Le rire n’est pas neutre : il désamorce la culpabilité. En riant du Noir, le spectateur blanc se lave symboliquement des crimes de son histoire. Le cinéma et l’animation ne font qu’habiller la vieille plantation d’un vernis de modernité. Les lèvres rouges, les yeux exorbités, les dialectes exagérés : tout cela compose une esthétique de la domination. Et lorsque le Hays Code, adopté en 1934, interdit la vulgarité, le blasphème et la nudité, il ne dit rien du racisme. On censure les baisers entre Noirs et Blancs, mais pas la moquerie raciale.

Hollywood, dans les années 1930, n’est pas un laboratoire d’égalité : c’est une fabrique d’images hiérarchiques. Le dessin animé devient l’instrument le plus efficace de cette pédagogie du mépris, car il s’adresse d’abord aux enfants ; ceux qui, demain, riront sans comprendre pourquoi.

Les “Censored Eleven” : onze films que l’Amérique a voulu oublier

En 1968, United Artists (alors détentrice du catalogue Warner) retire onze films de la circulation. Officiellement, parce qu’ils sont “trop racistes pour être diffusés à la télévision”. En réalité, il s’agit d’un acte de pudeur tardive : les États-Unis, plongés dans la lutte pour les droits civiques, ne pouvaient plus assumer publiquement ces images. Mais en les bannissant, le pays efface aussi la preuve d’un racisme systémique.

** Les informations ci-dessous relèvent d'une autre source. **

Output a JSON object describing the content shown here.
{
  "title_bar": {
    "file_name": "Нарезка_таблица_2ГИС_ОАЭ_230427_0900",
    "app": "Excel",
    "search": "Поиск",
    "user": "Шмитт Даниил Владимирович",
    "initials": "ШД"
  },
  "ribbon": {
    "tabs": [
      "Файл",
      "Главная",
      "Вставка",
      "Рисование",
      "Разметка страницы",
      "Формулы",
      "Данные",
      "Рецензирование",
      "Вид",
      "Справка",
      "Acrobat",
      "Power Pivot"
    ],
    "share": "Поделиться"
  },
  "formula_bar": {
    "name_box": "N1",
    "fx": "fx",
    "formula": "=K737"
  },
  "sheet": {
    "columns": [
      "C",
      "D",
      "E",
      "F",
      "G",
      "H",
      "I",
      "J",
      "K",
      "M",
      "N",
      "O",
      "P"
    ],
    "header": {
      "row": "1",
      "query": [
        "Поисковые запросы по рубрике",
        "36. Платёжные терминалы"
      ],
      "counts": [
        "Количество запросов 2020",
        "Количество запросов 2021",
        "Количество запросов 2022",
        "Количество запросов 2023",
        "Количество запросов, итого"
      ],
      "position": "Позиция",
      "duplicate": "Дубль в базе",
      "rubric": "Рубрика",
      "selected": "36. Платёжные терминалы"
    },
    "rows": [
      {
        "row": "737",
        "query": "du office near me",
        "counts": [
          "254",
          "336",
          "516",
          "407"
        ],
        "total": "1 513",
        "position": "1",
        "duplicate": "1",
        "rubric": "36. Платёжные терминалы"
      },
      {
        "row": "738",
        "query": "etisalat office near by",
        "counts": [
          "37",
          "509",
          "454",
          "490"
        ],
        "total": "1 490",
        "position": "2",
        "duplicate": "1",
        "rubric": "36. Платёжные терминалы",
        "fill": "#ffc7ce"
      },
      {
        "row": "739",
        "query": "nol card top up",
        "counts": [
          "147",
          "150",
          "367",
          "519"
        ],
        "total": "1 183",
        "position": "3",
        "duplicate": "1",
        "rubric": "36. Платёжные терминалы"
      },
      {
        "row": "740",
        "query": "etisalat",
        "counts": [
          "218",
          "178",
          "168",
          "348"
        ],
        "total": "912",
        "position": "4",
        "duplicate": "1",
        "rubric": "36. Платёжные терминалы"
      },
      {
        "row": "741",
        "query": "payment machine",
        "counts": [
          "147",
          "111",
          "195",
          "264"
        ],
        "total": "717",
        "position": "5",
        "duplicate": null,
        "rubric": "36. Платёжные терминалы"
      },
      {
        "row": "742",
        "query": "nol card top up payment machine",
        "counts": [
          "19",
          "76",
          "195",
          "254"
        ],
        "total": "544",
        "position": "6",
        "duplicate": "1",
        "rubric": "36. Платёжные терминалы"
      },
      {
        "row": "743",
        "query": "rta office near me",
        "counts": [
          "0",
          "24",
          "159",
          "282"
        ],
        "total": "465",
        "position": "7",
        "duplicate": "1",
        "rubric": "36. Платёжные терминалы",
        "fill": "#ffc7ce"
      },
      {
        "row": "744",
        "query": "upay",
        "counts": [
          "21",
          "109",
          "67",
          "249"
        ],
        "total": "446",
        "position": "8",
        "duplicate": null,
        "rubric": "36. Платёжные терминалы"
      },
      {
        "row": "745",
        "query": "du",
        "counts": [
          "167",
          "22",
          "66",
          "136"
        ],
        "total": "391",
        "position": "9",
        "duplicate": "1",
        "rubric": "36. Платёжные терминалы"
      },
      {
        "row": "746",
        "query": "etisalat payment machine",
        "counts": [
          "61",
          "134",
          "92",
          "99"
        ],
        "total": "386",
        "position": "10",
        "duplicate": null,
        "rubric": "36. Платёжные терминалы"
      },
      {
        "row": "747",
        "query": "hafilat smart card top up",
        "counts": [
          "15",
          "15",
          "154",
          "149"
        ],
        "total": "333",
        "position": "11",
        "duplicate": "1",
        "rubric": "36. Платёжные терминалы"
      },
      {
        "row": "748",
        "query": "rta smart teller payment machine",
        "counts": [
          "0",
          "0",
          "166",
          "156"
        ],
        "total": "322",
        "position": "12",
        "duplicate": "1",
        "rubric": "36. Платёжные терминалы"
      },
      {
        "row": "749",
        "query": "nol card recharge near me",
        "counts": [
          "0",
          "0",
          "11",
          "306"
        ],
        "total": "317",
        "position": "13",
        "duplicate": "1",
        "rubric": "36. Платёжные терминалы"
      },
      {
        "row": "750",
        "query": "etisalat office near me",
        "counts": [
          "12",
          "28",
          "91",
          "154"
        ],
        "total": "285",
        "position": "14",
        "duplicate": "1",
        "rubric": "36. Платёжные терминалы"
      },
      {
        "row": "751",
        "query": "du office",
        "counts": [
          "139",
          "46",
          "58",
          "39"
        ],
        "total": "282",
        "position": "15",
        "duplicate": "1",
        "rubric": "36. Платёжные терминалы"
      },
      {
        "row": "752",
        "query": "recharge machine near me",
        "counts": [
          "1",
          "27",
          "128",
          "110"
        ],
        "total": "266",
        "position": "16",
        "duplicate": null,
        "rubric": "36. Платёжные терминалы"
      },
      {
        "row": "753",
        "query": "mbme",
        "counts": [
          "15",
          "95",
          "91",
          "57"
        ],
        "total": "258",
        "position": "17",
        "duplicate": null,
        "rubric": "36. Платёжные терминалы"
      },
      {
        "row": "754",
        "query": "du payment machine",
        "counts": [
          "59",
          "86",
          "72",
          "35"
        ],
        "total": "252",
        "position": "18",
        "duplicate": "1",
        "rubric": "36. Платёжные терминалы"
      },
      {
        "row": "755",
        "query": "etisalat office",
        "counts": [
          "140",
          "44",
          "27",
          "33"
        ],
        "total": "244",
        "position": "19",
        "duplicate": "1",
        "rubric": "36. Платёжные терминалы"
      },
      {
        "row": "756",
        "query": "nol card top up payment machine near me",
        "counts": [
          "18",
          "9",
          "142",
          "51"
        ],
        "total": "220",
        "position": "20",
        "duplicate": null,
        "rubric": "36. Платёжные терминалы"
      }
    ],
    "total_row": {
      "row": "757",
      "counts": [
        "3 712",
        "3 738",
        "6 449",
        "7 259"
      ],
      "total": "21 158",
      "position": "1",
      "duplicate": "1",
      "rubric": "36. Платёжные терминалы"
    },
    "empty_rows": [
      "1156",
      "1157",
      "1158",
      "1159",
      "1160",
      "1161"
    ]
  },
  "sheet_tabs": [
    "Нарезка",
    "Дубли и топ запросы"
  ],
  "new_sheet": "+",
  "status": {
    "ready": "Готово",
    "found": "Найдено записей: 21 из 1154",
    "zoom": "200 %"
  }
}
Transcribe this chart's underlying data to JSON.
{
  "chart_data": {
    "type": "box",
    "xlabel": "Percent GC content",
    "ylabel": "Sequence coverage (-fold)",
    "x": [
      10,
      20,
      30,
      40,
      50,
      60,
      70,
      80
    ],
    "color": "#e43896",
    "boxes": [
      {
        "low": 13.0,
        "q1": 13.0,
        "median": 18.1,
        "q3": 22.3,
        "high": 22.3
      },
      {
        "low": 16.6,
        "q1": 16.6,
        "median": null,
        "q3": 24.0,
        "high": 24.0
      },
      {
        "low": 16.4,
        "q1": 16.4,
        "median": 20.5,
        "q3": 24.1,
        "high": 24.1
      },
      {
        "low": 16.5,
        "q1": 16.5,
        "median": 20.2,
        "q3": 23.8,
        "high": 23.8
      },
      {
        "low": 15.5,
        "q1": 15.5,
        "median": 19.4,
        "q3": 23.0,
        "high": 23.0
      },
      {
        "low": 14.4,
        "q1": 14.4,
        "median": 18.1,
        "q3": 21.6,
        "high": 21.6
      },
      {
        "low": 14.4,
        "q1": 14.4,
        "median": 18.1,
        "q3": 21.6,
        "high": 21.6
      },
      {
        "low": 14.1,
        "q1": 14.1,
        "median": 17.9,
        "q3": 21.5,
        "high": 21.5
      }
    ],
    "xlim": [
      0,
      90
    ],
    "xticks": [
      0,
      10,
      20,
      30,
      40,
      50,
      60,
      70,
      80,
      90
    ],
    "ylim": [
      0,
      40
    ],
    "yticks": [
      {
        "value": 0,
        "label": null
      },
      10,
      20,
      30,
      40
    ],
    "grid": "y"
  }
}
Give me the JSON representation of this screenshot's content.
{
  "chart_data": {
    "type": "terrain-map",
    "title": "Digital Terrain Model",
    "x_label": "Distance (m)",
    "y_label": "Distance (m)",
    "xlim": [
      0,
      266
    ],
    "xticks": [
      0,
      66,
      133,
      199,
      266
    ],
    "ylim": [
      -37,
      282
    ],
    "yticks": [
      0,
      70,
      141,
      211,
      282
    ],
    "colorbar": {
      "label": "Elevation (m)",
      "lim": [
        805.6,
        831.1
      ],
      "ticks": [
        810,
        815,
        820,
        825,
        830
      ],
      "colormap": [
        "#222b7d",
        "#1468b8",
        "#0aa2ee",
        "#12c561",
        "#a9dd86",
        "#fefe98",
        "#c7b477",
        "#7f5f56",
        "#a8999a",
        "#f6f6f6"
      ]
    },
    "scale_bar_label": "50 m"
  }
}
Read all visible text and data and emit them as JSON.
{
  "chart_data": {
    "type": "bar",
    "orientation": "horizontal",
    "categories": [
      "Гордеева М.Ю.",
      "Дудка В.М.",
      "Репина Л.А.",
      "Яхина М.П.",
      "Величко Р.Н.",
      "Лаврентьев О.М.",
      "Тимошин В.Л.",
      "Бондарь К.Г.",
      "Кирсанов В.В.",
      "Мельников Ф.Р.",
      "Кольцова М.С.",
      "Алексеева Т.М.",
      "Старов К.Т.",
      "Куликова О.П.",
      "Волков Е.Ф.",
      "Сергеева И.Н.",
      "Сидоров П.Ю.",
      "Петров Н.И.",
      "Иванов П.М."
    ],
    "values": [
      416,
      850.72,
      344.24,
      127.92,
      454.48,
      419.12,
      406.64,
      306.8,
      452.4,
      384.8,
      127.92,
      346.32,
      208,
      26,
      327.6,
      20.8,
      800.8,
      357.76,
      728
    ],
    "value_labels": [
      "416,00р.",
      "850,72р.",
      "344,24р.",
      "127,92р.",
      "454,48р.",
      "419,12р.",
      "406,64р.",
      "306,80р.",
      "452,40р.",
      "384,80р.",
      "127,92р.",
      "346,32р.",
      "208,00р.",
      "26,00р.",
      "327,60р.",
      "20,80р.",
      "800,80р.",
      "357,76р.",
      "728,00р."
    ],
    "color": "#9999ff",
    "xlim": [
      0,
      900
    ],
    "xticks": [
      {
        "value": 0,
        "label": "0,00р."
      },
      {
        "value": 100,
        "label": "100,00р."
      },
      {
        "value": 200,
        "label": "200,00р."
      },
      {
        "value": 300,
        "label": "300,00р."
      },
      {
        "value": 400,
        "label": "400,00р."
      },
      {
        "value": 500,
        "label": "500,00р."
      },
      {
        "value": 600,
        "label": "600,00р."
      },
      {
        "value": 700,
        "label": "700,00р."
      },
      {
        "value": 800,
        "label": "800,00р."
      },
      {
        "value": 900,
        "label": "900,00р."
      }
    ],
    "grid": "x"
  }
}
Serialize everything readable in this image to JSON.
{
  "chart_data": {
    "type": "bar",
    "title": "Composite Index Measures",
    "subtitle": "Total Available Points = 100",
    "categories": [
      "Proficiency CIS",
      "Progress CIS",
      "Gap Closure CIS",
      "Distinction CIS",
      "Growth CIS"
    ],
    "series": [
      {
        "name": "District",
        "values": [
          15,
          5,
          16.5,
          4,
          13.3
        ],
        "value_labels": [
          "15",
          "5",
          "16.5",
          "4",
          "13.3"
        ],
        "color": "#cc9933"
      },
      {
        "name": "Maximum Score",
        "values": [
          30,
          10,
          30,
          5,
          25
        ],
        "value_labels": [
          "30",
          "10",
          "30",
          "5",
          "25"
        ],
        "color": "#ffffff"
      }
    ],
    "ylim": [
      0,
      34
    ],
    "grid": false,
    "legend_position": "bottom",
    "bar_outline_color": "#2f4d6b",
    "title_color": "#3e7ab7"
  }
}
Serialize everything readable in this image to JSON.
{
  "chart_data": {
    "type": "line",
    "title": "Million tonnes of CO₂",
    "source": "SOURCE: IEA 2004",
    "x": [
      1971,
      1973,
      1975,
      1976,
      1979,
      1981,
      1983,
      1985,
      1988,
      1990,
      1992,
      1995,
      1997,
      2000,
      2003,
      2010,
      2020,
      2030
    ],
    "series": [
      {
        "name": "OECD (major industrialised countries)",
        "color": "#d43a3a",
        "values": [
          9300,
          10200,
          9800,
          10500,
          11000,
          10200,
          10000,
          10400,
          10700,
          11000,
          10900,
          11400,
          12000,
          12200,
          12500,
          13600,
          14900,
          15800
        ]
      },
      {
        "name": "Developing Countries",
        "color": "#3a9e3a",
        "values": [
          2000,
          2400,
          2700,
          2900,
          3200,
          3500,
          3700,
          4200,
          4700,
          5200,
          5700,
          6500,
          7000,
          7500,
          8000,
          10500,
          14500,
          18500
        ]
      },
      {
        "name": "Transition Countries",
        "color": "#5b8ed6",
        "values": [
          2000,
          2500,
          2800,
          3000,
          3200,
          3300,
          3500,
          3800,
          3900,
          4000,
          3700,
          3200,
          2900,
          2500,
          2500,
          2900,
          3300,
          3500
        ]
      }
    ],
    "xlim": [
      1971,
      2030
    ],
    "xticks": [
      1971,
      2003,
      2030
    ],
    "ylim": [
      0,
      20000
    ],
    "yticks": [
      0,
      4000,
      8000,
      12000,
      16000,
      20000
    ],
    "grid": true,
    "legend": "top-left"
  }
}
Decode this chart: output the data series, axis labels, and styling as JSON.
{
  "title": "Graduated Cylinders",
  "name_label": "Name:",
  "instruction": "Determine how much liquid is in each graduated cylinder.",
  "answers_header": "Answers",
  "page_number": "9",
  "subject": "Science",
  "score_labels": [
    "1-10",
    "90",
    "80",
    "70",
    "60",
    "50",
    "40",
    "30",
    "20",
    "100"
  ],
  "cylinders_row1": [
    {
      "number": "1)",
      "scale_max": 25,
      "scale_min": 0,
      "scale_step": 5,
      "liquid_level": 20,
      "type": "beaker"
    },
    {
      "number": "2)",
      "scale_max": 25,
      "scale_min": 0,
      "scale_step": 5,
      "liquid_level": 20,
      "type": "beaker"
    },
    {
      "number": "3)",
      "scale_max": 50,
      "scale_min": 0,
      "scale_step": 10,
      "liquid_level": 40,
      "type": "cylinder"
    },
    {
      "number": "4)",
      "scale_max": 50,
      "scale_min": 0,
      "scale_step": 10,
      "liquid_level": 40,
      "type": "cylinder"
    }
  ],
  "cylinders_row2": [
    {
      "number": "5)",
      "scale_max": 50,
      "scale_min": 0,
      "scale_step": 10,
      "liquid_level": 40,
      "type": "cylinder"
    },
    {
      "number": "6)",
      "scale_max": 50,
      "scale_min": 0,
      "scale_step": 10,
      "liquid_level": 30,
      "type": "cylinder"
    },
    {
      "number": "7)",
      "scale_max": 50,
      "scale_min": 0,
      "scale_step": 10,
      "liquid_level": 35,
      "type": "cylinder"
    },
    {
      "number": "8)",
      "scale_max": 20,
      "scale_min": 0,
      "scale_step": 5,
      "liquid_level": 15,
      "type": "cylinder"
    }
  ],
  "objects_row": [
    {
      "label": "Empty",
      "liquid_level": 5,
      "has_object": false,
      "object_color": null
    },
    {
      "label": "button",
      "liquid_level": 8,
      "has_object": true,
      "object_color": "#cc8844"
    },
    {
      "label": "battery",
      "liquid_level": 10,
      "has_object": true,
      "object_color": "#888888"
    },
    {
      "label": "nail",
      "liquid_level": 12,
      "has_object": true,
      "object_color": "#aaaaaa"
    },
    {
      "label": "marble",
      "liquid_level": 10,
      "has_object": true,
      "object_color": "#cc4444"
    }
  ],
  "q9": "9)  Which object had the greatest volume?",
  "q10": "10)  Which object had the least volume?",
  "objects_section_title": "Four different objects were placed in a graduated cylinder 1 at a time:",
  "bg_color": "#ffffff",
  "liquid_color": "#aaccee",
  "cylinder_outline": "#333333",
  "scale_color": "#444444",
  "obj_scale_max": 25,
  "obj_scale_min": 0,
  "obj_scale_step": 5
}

Ces onze cartoons, produits entre 1931 et 1944, sont tous construits sur le même modèle : une Amérique blanche au centre du rire, et des Noirs réduits à des archétypes ; l’enfant, le sauvage, le musicien, le domestique.

Leur liste compose une cartographie symbolique de l’humiliation.

1. “Hittin’ the Trail for Hallelujah Land” (1931)

Premier film de la série Merrie Melodies réalisé par Rudolf Ising, Hittin’ the Trail for Hallelujah Land inaugure dès 1931 ce que l’on pourrait appeler la “grammaire raciale” de l’animation américaine. C’est le plus ancien des Censored Eleven ; et peut-être le plus révélateur dans sa simplicité.

Le scénario semble anodin : un vieux bateau à vapeur remonte le Mississippi, chargé de passagers qui chantent des hymnes religieux. Le ton est joyeux, musical, presque spirituel. Mais dès les premières images, l’intention se dévoile. Les personnages noirs sont des caricatures grotesques : lèvres rouges, yeux démesurés, voix traînantes. Le capitaine, un vieil homme noir inspiré du stéréotype d’“Uncle Tom”, dirige son navire avec maladresse tandis que ses passagers, entre prières et bêtises, enchaînent les gags. L’un d’eux tombe à l’eau, un autre s’accroche à un crocodile, le tout sous les rires d’un public blanc hilare.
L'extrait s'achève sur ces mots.